Chief McCollum told the Chula Vista Star yesterday that he was pleased with the outcome of the inquest and added that the outcome of the inquest "turned out the way I expected it would".
"I don't think even the Grand Jury will find that the Chula Vista officers exceeded their authority in making the arrest outside of the cafe on Sept. 11", the Chief added.
Earlier Chief McCollum had asked the FBI to make a "full and complete" investigation of the death of Lay. In a statement addressed to the head of the FBI officer in San Diego, McCullom said:
"There have been allegations by certain organizations and persons against members of the department, regarding police brutality in the case of William Maurice Lay, who was arrested for drunkenness and died while in the Chula Vista city jail.
"our department is making a complete investigation of the incident and I desire your office to fully and completely investigate the matter.
"All of my reports, statements, and other investigating material are at your disposal," he added.
Findings of Coroner's Inquest
We find it is the opinion of the Coroner's jury that the death of William Lay came about as cited in the medical examiner's report and it is the findings of this jury the evidence presented was not conclusive in proving that the blow or blows struck causing the death of William Lay were necessarily the blows administered by the Police Officers of Officer brought out in evidence, but could have been cause by a blow or blows received in a fight inside Thompson Cafe prior to the arrival of Police.
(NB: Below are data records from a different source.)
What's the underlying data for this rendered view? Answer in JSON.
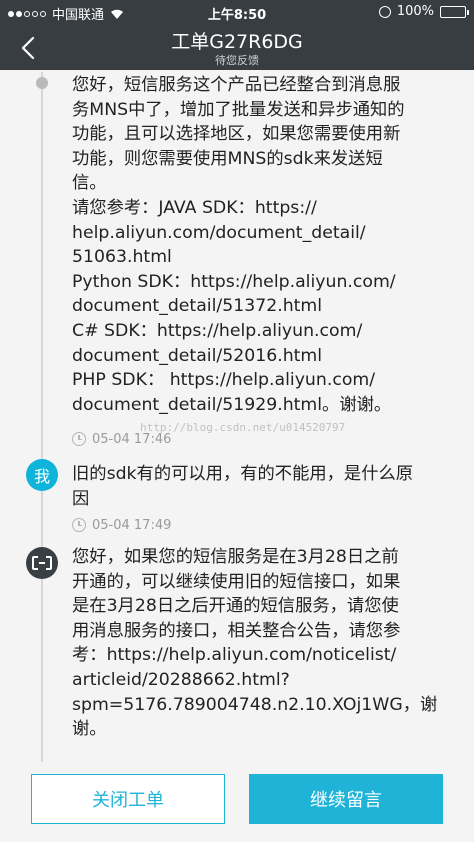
{
  "status_bar": {
    "carrier": "中国联通",
    "time": "上午8:50",
    "battery": "100%"
  },
  "header": {
    "title": "工单G27R6DG",
    "subtitle": "待您反馈"
  },
  "messages": [
    {
      "sender": "service",
      "lines": [
        "您好，短信服务这个产品已经整合到消息服",
        "务MNS中了，增加了批量发送和异步通知的",
        "功能，且可以选择地区，如果您需要使用新",
        "功能，则您需要使用MNS的sdk来发送短",
        "信。",
        "请您参考：JAVA SDK：https://",
        "help.aliyun.com/document_detail/",
        "51063.html",
        "Python SDK：https://help.aliyun.com/",
        "document_detail/51372.html",
        "C# SDK：https://help.aliyun.com/",
        "document_detail/52016.html",
        "PHP SDK： https://help.aliyun.com/",
        "document_detail/51929.html。谢谢。"
      ],
      "timestamp": "05-04 17:46"
    },
    {
      "sender": "me",
      "avatar_label": "我",
      "lines": [
        "旧的sdk有的可以用，有的不能用，是什么原",
        "因"
      ],
      "timestamp": "05-04 17:49"
    },
    {
      "sender": "aliyun",
      "lines": [
        "您好，如果您的短信服务是在3月28日之前",
        "开通的，可以继续使用旧的短信接口，如果",
        "是在3月28日之后开通的短信服务，请您使",
        "用消息服务的接口，相关整合公告，请您参",
        "考：https://help.aliyun.com/noticelist/",
        "articleid/20288662.html?",
        "spm=5176.789004748.n2.10.XOj1WG，谢",
        "谢。"
      ]
    }
  ],
  "watermark": "http://blog.csdn.net/u014520797",
  "actions": {
    "close_label": "关闭工单",
    "continue_label": "继续留言"
  },
  "colors": {
    "header_bg": "#383d42",
    "accent": "#1fb3d8"
  }
}
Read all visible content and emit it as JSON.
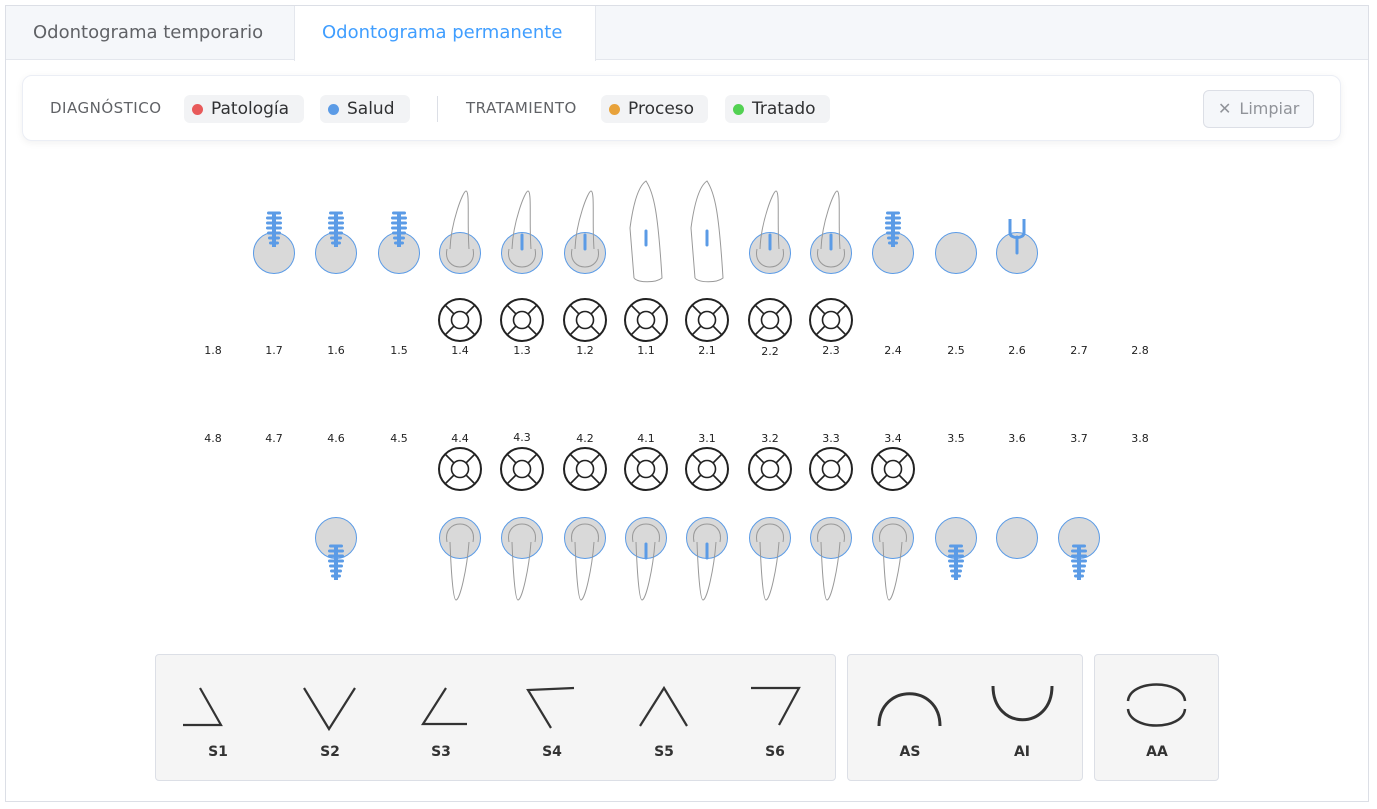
{
  "tabs": [
    {
      "label": "Odontograma temporario",
      "active": false
    },
    {
      "label": "Odontograma permanente",
      "active": true
    }
  ],
  "legend": {
    "diagnostico_title": "DIAGNÓSTICO",
    "tratamiento_title": "TRATAMIENTO",
    "items": [
      {
        "label": "Patología",
        "color": "#e85a5a"
      },
      {
        "label": "Salud",
        "color": "#5b9be6"
      },
      {
        "label": "Proceso",
        "color": "#e8a23a"
      },
      {
        "label": "Tratado",
        "color": "#52d152"
      }
    ],
    "clear_label": "Limpiar"
  },
  "upper_numbers": [
    "1.8",
    "1.7",
    "1.6",
    "1.5",
    "1.4",
    "1.3",
    "1.2",
    "1.1",
    "2.1",
    "2.2",
    "2.3",
    "2.4",
    "2.5",
    "2.6",
    "2.7",
    "2.8"
  ],
  "lower_numbers": [
    "4.8",
    "4.7",
    "4.6",
    "4.5",
    "4.4",
    "4.3",
    "4.2",
    "4.1",
    "3.1",
    "3.2",
    "3.3",
    "3.4",
    "3.5",
    "3.6",
    "3.7",
    "3.8"
  ],
  "colors": {
    "salud": "#5b9be6",
    "tooth_fill": "#d9d9d9",
    "outline": "#222222"
  },
  "symbols_group1": [
    {
      "label": "S1"
    },
    {
      "label": "S2"
    },
    {
      "label": "S3"
    },
    {
      "label": "S4"
    },
    {
      "label": "S5"
    },
    {
      "label": "S6"
    }
  ],
  "symbols_group2": [
    {
      "label": "AS"
    },
    {
      "label": "AI"
    }
  ],
  "symbols_group3": [
    {
      "label": "AA"
    }
  ]
}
It is the further opinion of the Jury that the evidence produced regarding the riot inside Thompson's Cafe was conflicting and inconclusive as to what events took place before the arrival of the Police Officers. It is felt that some of the actions of the participants which took place during the fight have been shielded from the jury by the witnesses, furthermore it is the opinion of the jury that it was more than coincidental that the witnesses were so clear in their testimonies as to what happened inside the cafe, at the same time were hazy as what happened inside the cafe, at the same time were hazy as to what happened inside t he cafe. It is the opinion of this jury that the actions of the Police Officers cannot be condoned in the light of the testimony presented by the witnesses and the absence of testimony by the Police Officers on the advice of their counsel and that undue force was used in placing William Lay in custody.
Chief Asks Grand Jury Probe
Mr. C.L. Christy,
9567 Poole Street,
La Jolla, California.
Dear Mr. Christy:
This is written to you as foreman of the San Diego County Grand Jury.
In view of the nature of the testimony, much of which is conflicting, which has been given before the Coroner's Jury inquiring into the death of Mr. William Lay, and considering the content and extent of the newspaper reports dealing with the Lay case, it is my opinion that the Grand Jury should investigate and report upon the whole matter. As Chief of Police of the City of Chula Vista, I request a complete investigation by the Grand Jury of my Department and of the Lay case and of the conduct of my Officers involved in the Lay case. I believe the citizens of Chula Vista are entitled to such an investigation. Please consider that you and the Grand Jury can depend upon the complete cooperation of the Chula Vista Police Department.